There’s a reason for this, if we focus on the result, we can’t improve the process. If a startup fails, and you don’t learn from it, shame on you. If you run a 6-minute mile, and you don’t think about what it will take for you to run a 5:55 mile, even if you don’t act on it, then shame on you. Now take a look at a typical Trello setup…

Ignore the card that says to do, instead, look at the headings and think how they might apply to your project. If it’s a book, maybe you have one on historic research for your WWII novel, and a card for character development, and then your chapters. If it’s a construction project, maybe I have a column for plumbing (which includes an item on installing a kitchen sink, something I’ll definitely do again on another project) and another for furniture. Now this is what you see when you click on an item.

Isn’t that beautiful? Every step I need to install a kitchen sink. These are not to dos remember, this is the process, step by step for HOW to install a kitchen sink.

I can share this with my team, I can assign it to people, and best of all I can always update and improve this process to make it more optimized so that I can possibly automate parts of it, and even outsource it entirely.

The visual nature of a planner like this means you can try to anticipate all of the moving parts at the beginning of the project and then update them on your own or collaboratively with others as needed.

But what am I supposed TO DO?

This brings us full circle to the underlying principle about the timing of tasks. Obviously, install kitchen sink is not a to-do where you can say that 3 pm will be the right time to deal with it.
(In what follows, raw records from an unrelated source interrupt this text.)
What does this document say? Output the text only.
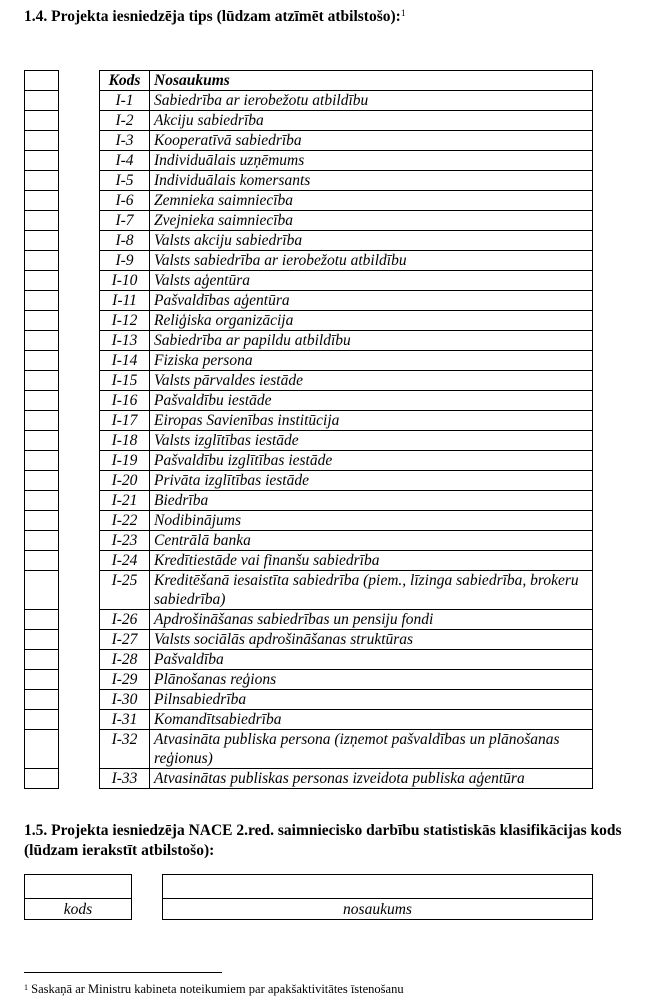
1.4. Projekta iesniedzēja tips (lūdzam atzīmēt atbilstošo):$^1$

Kods	Nosaukums
I-1	Sabiedrība ar ierobežotu atbildību
I-2	Akciju sabiedrība
I-3	Kooperatīvā sabiedrība
I-4	Individuālais uzņēmums
I-5	Individuālais komersants
I-6	Zemnieka saimniecība
I-7	Zvejnieka saimniecība
I-8	Valsts akciju sabiedrība
I-9	Valsts sabiedrība ar ierobežotu atbildību
I-10	Valsts aģentūra
I-11	Pašvaldības aģentūra
I-12	Reliģiska organizācija
I-13	Sabiedrība ar papildu atbildību
I-14	Fiziska persona
I-15	Valsts pārvaldes iestāde
I-16	Pašvaldību iestāde
I-17	Eiropas Savienības institūcija
I-18	Valsts izglītības iestāde
I-19	Pašvaldību izglītības iestāde
I-20	Privāta izglītības iestāde
I-21	Biedrība
I-22	Nodibinājums
I-23	Centrālā banka
I-24	Kredītiestāde vai finanšu sabiedrība
I-25	Kreditēšanā iesaistīta sabiedrība (piem., līzinga sabiedrība, brokeru sabiedrība)
I-26	Apdrošināšanas sabiedrības un pensiju fondi
I-27	Valsts sociālās apdrošināšanas struktūras
I-28	Pašvaldība
I-29	Plānošanas reģions
I-30	Pilnsabiedrība
I-31	Komandītsabiedrība
I-32	Atvasināta publiska persona (izņemot pašvaldības un plānošanas reģionus)
I-33	Atvasinātas publiskas personas izveidota publiska aģentūra
1.5. Projekta iesniedzēja NACE 2.red. saimniecisko darbību statistiskās klasifikācijas kods (lūdzam ierakstīt atbilstošo):

kods	nosaukums
$^1$ Saskaņā ar Ministru kabineta noteikumiem par apakšaktivitātes īstenošanu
In this case, the task could be done by FollowUp.cc which will send you reminders every day at 3 pm.

This way I know every day at 3 pm I’ll get a reminder and I can go to Trello and say either “I need to tell Mr. Plumber to install the sink at House Y” or “I need to call Mr. Plumber and see how he’s doing on the sink installation at House Y” or hopefully “I need to make sure Mr. Plumber finished installing that sink at House Y”

Throw away your to-do lists. Start creating checklists and you’ll get those large projects under control and….you guessed it…..DONE.